Like many others one day while pinning on Pinterest, this word popped up in my Pinterest feed. I was actually looking to re-pin some good quotes. When this one word 'Sophrosyne' popped up. I loved the way it sounded (didn't know quotes could be of one word). Now, because I am a curious soul and my mind gets attracted to new words like magnet, I simply, most definitely had to dig this word up a little further. I googled it up and instantly fell in love with the meaning.
Wikipedia defines Sophrosyne (Greek: σωφροσύνη) as a Greek philosophical term etymologically meaning healthy-mindedness and from there self-control or moderation guided by knowledge and balance and a deep awareness of one's true self resulting in true happiness.
Sophrosyne was a Greek goddess. She was the spirit of moderation, self-control, temperance, restraint, and discretion. She was considered to be one of the good spirits that escaped Pandora's box. Pandora's box was actually a box given to Pandora (the first human woman created by Gods), which contained all the evil of the world.
I never thought anything good could ever come out of something like that but truly, always expect the unexpected. Thank you the world of internet for teaching me everything I need to know, regardless to say expect to learn something from everything.
Moderation is not one of my strong suits. I hate to admit but sometimes I get obsessed. I am so full of energy, good vibes and everything positive in the beginning but slowly I start to sail away to a direct direction. I loose interest as fast as I gain it. In no time something new is too old for me.

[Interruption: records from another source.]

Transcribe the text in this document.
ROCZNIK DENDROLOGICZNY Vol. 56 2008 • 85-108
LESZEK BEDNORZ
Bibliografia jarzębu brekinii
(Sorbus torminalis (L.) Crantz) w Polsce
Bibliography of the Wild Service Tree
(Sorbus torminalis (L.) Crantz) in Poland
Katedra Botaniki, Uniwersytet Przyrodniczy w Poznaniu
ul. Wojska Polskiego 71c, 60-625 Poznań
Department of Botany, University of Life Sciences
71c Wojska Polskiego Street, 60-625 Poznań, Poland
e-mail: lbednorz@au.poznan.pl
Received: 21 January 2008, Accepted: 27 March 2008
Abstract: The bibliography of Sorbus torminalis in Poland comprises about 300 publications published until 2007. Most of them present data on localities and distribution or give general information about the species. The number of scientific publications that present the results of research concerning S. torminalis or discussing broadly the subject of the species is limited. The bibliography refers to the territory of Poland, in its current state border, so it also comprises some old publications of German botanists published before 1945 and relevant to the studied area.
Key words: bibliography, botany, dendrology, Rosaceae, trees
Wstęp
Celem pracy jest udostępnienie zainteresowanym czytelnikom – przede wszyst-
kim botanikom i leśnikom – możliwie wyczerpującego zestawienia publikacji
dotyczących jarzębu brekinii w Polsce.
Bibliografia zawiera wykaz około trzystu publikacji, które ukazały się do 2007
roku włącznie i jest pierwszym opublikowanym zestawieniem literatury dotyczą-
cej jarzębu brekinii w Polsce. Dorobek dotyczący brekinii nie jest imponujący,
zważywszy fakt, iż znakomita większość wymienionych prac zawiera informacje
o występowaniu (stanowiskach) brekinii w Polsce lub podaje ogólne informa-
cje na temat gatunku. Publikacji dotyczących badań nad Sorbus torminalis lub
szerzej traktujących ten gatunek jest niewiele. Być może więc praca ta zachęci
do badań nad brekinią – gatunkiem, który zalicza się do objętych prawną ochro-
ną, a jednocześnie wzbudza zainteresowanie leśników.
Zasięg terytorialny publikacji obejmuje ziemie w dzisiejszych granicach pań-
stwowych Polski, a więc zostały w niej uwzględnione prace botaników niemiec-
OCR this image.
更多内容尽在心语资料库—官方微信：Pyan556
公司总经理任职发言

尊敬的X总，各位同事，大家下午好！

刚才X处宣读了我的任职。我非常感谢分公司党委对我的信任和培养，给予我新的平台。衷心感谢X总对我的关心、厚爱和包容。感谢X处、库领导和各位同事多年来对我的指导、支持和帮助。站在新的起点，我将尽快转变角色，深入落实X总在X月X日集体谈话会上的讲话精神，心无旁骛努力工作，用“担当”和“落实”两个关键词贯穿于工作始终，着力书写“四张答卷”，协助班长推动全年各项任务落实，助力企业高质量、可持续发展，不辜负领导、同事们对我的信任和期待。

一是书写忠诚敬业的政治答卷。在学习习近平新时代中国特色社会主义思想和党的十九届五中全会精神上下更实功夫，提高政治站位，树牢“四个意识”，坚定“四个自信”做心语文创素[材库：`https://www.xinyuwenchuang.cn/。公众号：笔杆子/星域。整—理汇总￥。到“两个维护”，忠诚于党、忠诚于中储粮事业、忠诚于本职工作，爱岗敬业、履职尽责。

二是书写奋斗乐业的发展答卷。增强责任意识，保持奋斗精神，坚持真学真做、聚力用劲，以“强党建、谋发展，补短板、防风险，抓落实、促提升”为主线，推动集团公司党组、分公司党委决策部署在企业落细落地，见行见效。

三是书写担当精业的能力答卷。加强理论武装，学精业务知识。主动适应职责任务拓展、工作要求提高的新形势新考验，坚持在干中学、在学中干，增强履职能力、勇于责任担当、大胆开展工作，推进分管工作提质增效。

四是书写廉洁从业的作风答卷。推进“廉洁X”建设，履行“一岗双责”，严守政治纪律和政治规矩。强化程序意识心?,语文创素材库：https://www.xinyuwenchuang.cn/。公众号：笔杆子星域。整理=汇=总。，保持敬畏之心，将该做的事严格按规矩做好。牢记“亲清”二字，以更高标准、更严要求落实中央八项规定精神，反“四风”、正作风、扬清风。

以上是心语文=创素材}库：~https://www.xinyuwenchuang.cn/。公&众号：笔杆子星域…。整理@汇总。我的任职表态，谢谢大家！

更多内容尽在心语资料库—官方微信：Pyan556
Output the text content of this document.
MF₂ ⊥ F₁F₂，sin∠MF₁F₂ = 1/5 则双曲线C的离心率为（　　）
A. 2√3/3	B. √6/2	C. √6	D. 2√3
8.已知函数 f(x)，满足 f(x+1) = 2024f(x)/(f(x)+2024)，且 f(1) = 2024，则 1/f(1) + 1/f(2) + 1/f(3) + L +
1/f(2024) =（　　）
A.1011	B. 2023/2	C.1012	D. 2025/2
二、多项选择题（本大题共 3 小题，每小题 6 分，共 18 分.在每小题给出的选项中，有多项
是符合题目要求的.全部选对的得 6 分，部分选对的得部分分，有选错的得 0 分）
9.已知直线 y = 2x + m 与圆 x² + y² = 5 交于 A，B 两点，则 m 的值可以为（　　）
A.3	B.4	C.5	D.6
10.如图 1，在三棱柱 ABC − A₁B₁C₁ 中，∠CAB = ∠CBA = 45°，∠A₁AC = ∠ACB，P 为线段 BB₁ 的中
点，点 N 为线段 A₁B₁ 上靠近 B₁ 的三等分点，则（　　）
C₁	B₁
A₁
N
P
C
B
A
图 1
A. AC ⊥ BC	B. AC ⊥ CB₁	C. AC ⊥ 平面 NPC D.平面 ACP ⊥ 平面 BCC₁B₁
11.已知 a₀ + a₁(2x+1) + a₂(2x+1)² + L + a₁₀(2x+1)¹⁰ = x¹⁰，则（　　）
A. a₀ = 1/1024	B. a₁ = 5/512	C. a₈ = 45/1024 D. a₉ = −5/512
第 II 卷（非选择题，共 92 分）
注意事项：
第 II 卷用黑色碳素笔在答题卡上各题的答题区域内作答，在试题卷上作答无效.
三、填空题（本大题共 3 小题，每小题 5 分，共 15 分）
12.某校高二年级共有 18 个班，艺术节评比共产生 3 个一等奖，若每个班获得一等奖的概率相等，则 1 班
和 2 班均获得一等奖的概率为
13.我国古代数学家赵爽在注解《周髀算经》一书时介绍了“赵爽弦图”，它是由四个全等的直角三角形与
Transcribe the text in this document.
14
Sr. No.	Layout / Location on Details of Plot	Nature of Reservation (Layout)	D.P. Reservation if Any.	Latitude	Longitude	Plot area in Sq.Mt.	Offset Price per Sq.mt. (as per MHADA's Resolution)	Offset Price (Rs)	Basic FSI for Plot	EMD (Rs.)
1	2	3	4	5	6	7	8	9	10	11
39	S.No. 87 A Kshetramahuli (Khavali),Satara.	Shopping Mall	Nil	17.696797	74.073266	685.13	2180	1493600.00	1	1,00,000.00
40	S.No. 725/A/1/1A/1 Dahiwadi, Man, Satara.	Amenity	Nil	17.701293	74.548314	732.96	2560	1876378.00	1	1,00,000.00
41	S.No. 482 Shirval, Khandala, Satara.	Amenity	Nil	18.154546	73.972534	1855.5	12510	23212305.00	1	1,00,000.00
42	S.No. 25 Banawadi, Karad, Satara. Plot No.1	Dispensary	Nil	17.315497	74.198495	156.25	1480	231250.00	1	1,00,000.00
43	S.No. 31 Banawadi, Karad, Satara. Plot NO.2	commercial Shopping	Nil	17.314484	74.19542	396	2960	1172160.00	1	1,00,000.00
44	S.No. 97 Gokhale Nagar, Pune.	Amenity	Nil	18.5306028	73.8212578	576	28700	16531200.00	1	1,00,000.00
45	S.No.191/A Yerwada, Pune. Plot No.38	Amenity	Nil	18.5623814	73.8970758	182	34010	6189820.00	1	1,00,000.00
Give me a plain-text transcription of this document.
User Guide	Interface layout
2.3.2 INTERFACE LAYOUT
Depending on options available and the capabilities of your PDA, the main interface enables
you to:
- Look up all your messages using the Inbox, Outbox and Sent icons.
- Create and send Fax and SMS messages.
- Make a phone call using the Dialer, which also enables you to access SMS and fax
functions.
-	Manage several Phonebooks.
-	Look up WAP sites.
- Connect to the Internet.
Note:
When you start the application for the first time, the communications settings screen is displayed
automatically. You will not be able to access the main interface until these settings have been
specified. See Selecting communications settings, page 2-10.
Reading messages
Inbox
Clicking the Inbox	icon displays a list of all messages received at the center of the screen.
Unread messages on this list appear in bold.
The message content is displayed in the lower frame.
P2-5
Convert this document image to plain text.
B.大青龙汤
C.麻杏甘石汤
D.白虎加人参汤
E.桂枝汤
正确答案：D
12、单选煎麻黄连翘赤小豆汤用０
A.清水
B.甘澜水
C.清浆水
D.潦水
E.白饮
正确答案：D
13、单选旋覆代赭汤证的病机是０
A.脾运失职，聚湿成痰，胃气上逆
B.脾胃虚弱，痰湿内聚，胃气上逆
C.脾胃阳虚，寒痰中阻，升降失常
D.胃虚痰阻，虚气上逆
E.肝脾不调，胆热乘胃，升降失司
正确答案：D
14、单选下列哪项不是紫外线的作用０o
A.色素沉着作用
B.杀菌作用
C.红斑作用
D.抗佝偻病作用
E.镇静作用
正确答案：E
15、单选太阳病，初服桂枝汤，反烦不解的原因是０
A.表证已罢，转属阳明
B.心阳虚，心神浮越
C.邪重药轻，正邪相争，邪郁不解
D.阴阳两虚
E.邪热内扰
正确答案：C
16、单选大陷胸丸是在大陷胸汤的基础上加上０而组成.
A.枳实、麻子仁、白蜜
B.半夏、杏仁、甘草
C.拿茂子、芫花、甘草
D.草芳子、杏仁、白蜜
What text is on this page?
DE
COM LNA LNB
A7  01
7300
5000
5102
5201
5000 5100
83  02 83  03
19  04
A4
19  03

There are a very few things in life I have actually stuck with, up until now and those things are very dear to me. No way in hell I could actually stick to something my heart restraints me from. Its just unnatural. I can't resist something new, I will go to the extremes, but I just cannot hold on to it if my heart says no, simple as that. I guess I need to moderate my life a little. Too much of a good thing in small amounts is good. If you have too much of a good thing, something pleasant becomes unpleasant because you have too much of it, like chocolates. Therefore, moderation is the word of the hour. The problem is moderation works for only a few people and I don't really know if it's going to work for me. I'm not sure if there are flaws. Just different ways of thinking, living, processing, and reacting. All in moderation. I might as well choose to just go with it.
Talking about choosing, making choices is not really my strong suit either. I am indecisive, sometimes paradoxical and hasty when it comes to making decisions. Knowing my weaknesses actually makes me take the right decisions. Needless to say I have plenty of wrong decisions in the bag already but now that I know how I am, I tell myself over and over again 'no hasting and be determined'. I question myself uncountable times and before saying anything I should or shouldn't, I take my time.
Frankly speaking I hate long never ending narratives/articles on How-tos (how to be happy, how to make the right decisions.. blah..blah..) because at the end of the day realization has to come from within. If you want to be happy you’ll find ways to make yourself happy. If you want to make the right decisions you’ll listen to yourself more than you listen to others, because your heart wants what it wants, can’t cheat it by overlapping and over-pouring it with millions of ifs and buts, could haves and would haves.
"Sophrosyne" I have a feeling, that, I will never ever forget this word just because "happiness" carries a deep and true meaning for me in my life and I am on a mission in pursuit of true happiness.. and as for achieving Sophrosyne, I guess first step is to start with a healthy mind and gradually working towards a healthy body (because I'm a lazy bum and love eating and sleeping like a starfish, as my friend used to say and so I love her and miss her. Even though we are apart I feel like we are on the the same boat, sharing the same journey, heading toward the same place just separated by an opaque wall, its a perplexing yet a beautiful relationship.)